The dividing line here is the Grote Rivieren, the three large rivers cutting across the middle of the country and separating the more industrial, Calvinist north from the more agrarian Catholic south. As in the US, its a divide of both language and temperament; curiously, the qualities are geographically reversed in both countries as compared to the UK.
And, in all three instances, the north and the south glare at each other across their geographic divide.
I was surprised by stories of how a shopkeeper in Maastricht might delay service if he recognized a northern accent, or how locals seemed to make a deliberate effort to elongate the differences in southern pronunciation. For such a small country, and with so many similarities, wouldn’t they tend to get along better?

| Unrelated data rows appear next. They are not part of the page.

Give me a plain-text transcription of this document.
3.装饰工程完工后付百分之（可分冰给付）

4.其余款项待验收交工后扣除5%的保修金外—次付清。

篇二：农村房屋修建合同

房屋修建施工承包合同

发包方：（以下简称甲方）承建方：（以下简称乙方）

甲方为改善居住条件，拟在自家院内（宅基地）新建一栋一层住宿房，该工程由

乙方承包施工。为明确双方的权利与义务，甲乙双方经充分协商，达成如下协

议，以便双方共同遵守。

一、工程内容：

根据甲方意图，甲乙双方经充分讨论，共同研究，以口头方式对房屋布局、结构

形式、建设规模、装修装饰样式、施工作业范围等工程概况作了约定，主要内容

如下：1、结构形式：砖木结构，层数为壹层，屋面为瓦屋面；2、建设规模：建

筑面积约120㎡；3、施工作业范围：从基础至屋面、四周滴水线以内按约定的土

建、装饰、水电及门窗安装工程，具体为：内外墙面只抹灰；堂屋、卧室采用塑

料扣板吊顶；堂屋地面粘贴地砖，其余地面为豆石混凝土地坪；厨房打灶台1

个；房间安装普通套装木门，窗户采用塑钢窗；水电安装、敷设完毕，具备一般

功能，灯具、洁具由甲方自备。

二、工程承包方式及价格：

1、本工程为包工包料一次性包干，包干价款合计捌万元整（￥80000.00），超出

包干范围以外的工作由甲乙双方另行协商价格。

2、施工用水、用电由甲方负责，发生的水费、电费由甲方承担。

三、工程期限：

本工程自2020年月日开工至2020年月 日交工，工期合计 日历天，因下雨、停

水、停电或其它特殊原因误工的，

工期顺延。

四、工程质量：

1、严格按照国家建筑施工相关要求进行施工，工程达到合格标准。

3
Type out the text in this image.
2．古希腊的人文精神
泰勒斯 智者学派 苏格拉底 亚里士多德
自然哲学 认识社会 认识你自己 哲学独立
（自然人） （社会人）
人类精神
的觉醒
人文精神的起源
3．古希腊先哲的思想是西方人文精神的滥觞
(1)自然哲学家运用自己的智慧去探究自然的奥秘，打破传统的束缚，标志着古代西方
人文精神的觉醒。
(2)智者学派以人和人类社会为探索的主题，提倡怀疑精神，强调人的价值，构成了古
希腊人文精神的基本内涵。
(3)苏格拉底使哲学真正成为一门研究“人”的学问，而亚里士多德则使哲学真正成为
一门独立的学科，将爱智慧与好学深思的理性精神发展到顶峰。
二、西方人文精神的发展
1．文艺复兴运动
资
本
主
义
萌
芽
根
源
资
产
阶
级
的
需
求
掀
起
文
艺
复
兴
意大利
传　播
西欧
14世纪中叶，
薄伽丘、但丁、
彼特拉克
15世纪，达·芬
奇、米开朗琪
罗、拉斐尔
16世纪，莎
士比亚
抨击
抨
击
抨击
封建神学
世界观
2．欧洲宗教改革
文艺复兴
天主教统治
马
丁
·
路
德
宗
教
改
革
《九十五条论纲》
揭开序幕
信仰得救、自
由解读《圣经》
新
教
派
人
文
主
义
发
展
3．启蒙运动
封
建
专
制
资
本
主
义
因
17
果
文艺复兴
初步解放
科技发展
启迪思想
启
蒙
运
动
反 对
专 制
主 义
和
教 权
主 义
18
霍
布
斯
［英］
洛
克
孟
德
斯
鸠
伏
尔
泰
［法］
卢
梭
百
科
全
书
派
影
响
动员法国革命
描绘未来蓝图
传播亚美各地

The whole situation reminded me of the perceptual distances I learned in art class. My early efforts at life drawing were really just sticks and lines (upper right), good gesture drawings, but no Matisse. As things improved (lower right) I was able to capture more character, but the faces sometimes looked bizarre and troubling. My instructor told me that there’s a point where things are close enough that they are seen as a distortion of the familiar, rather than unfamiliar, and therefore uncomfortable to look at. The way people react to chimps, puppets, and “The Polar Express” are all examples of the phenomena. In art, it suggests that you’re getting close to getting it right.
I wonder if there is a similar thing going on North / South. While we are different from the French or the Japanese, maybe we see contrasts with our own countrymen as self-distortions. The differences between Arnhem and Maastricht don’t seem very pronounced to me as an outsider, but it seems like people are very attuned to it here.